Recently N.J. Congressman Frank Pallone proposed a national bill that streamlines and clarifies these current state laws that vary in style, substance, and interpretation making for a more efficient and refined law for entities across the country to comply with. H.R. 2243 The HEARTS Act requires the Secretary of HHS to coordinate with the CDC, patient advocacy and health professional organizations, in order to develop educational materials and resources on cardiomyopathy that will be distributed to schools, teachers and parents. It also calls for guidelines regarding the placement of life-saving AED’s in schools, as well as information on CPR training.
“All too often, otherwise healthy young people die suddenly from Sudden Cardiac Arrest – a silent killer that strikes 7,000 children a year,” Pallone said. “Raising awareness about the causes of Sudden Cardiac Arrest and ensuring schools are more prepared to deal with cardiac emergencies are the first steps in preventing these tragic deaths.”

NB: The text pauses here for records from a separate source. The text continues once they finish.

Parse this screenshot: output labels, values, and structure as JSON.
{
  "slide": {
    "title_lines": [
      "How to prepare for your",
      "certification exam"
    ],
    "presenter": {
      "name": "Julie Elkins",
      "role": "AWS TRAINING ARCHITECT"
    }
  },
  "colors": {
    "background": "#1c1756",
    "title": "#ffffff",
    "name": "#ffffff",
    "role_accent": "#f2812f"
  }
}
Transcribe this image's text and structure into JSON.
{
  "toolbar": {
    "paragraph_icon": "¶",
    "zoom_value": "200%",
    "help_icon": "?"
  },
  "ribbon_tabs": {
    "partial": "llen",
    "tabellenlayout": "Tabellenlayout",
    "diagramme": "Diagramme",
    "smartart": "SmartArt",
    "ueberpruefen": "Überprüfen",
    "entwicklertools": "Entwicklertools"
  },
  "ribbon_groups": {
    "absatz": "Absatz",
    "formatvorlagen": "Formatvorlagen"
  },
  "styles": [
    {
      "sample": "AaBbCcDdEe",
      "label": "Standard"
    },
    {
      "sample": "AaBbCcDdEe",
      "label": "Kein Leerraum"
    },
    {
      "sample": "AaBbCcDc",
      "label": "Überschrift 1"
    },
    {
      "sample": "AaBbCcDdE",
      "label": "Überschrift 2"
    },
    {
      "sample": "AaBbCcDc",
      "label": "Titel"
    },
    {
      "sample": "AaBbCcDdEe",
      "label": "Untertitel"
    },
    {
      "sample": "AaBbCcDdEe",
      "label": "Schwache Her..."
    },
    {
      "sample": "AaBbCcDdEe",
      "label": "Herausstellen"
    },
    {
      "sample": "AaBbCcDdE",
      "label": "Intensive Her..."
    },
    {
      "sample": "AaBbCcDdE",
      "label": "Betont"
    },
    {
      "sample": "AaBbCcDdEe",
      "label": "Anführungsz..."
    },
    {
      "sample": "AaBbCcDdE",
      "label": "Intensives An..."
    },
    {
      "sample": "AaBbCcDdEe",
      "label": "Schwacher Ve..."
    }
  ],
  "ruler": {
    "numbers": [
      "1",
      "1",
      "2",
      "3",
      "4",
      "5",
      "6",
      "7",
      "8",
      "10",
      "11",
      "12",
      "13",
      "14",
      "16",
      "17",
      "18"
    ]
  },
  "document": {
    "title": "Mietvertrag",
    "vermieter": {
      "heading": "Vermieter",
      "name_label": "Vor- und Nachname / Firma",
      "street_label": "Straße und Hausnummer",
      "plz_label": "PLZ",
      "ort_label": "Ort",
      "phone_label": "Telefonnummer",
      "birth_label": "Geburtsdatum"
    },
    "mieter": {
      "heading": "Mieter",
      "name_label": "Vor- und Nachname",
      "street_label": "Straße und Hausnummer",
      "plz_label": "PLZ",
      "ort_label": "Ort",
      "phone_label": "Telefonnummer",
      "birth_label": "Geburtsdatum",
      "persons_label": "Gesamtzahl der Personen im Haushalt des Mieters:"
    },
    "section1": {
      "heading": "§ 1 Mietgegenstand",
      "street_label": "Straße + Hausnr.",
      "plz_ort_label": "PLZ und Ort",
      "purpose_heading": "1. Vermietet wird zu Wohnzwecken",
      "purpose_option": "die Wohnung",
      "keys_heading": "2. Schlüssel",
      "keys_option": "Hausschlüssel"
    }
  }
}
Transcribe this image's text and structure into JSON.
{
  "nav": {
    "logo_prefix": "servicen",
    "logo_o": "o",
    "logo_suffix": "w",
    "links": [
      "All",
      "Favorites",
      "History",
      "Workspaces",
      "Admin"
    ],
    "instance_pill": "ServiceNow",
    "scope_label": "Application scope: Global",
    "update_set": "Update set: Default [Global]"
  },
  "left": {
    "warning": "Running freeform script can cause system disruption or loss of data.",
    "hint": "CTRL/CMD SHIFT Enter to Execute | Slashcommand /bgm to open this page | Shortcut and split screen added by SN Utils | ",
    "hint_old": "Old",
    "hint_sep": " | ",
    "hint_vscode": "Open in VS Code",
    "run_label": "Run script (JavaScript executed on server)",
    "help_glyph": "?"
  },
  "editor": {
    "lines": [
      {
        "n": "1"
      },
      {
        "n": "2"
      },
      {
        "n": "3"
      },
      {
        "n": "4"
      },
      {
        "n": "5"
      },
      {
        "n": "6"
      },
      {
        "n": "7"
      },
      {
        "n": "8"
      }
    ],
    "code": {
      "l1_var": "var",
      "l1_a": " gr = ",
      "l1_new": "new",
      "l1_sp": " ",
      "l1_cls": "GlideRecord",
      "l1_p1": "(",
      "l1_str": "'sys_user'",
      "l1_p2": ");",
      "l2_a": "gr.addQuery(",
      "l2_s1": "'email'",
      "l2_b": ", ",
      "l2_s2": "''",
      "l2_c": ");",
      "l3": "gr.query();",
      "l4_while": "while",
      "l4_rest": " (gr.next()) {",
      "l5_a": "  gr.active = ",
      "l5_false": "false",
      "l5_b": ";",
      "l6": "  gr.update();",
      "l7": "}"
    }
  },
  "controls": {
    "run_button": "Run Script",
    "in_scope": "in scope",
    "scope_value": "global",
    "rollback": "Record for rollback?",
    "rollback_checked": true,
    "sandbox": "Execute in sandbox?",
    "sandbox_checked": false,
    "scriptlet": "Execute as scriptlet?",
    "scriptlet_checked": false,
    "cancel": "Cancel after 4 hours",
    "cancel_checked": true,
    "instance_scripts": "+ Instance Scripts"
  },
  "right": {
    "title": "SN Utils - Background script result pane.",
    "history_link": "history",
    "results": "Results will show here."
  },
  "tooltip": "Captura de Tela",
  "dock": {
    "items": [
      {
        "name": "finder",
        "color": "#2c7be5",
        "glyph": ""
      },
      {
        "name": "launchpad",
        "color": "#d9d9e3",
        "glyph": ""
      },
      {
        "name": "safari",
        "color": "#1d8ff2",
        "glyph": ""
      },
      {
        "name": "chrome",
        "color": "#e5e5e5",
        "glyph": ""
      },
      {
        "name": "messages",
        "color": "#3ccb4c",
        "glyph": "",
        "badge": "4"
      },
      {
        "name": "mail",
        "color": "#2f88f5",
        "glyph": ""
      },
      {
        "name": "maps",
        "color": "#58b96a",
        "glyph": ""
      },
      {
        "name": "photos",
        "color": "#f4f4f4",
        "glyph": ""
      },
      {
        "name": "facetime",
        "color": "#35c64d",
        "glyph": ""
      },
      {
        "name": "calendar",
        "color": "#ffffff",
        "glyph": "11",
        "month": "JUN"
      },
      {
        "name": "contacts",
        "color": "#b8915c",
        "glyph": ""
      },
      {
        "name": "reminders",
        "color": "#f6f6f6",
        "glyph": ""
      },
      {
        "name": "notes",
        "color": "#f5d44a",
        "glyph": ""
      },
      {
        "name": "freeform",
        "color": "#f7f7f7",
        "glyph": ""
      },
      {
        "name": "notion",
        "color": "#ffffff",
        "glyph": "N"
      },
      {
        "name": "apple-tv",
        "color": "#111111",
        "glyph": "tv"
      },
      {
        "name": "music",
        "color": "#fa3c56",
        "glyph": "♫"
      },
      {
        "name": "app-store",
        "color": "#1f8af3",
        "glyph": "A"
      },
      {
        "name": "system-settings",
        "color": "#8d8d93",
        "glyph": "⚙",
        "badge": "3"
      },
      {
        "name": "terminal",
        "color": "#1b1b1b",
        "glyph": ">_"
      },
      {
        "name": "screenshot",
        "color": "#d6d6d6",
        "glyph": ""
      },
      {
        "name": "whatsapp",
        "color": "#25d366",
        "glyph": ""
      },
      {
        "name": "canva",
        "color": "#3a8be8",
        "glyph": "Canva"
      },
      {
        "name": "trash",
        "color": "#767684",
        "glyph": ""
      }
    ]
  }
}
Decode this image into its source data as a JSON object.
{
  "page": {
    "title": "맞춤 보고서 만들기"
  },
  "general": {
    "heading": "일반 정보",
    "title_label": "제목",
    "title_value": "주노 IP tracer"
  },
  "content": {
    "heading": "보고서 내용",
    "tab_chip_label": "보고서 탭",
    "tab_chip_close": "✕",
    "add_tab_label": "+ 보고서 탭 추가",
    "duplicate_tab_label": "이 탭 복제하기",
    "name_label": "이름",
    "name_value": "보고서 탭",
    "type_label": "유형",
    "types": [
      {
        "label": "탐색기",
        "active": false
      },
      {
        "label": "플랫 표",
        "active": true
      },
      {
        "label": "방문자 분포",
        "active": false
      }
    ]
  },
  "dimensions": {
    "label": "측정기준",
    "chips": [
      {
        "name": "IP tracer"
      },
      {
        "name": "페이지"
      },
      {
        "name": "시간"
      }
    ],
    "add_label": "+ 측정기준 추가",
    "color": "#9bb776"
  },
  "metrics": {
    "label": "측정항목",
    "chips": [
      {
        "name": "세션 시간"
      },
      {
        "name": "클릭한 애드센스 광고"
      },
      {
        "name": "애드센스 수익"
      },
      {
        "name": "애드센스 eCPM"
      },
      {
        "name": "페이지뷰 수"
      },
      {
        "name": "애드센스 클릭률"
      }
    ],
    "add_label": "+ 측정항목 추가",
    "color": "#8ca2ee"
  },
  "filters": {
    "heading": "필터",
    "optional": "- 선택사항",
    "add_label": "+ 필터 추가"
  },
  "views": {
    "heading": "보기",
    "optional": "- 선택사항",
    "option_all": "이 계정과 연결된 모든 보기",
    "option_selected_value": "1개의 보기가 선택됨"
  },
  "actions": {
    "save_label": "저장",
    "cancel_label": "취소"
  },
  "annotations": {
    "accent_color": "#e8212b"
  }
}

Maybe you don’t have anecdotal experience with these tragedies, but devastating stories in the media are becoming frequent and the statistics are striking. Too many young, supremely conditioned athletes have already died too soon. Children are passing from treatable heart conditions and we need to do more to develop congruent policy across schools. You can do your part by letting your representatives (https://www.house.gov/representatives/find-your-representative) know that this issue matters. I encourage every citizen to contact their congressman/congresswoman so that they can champion The HEARTS Act in Congress.
Want to do even more?
H .R. 5013 The Cardiac Arrest Survival Act decouples the heterogeneous collection of state AED laws from Good Samaritan protections. The bill will help increase the survival rate from SCA by eliminating the threat of frivolous lawsuits through development of a nationally uniform baseline of protection for persons who use an AED while attempting to save a life during a medical emergency.
Dr. Jonathan Reiner, an avid proponent for the legislation, professor of medicine at of The George Washington University Hospital and Vice President Dick Chaney’s longtime cardiologist, told me every state has Good Samaritan laws.
“Unfortunately they are all different,” he said. “Some states immunize everyone. Some states only the AED owner. Some states only trained rescuers. There are training requirements. It’s a crazy quilt of regulations.”
Dr. Phelan went on to further discuss the importance of rapid resuscitation.
“Every effort needs to be made to ensure rapid resuscitation can take place, Dr. Phelan said. “Concerns about legal liability should not be a factor for a genuine person trying to save someone’s life. Expecting people to know what these laws are as they travel state to state is irrational and may inhibit people from acting.”
The new bill would make it so that if the AED is in good working order both the owner and rescuer are protected from any negligence claims.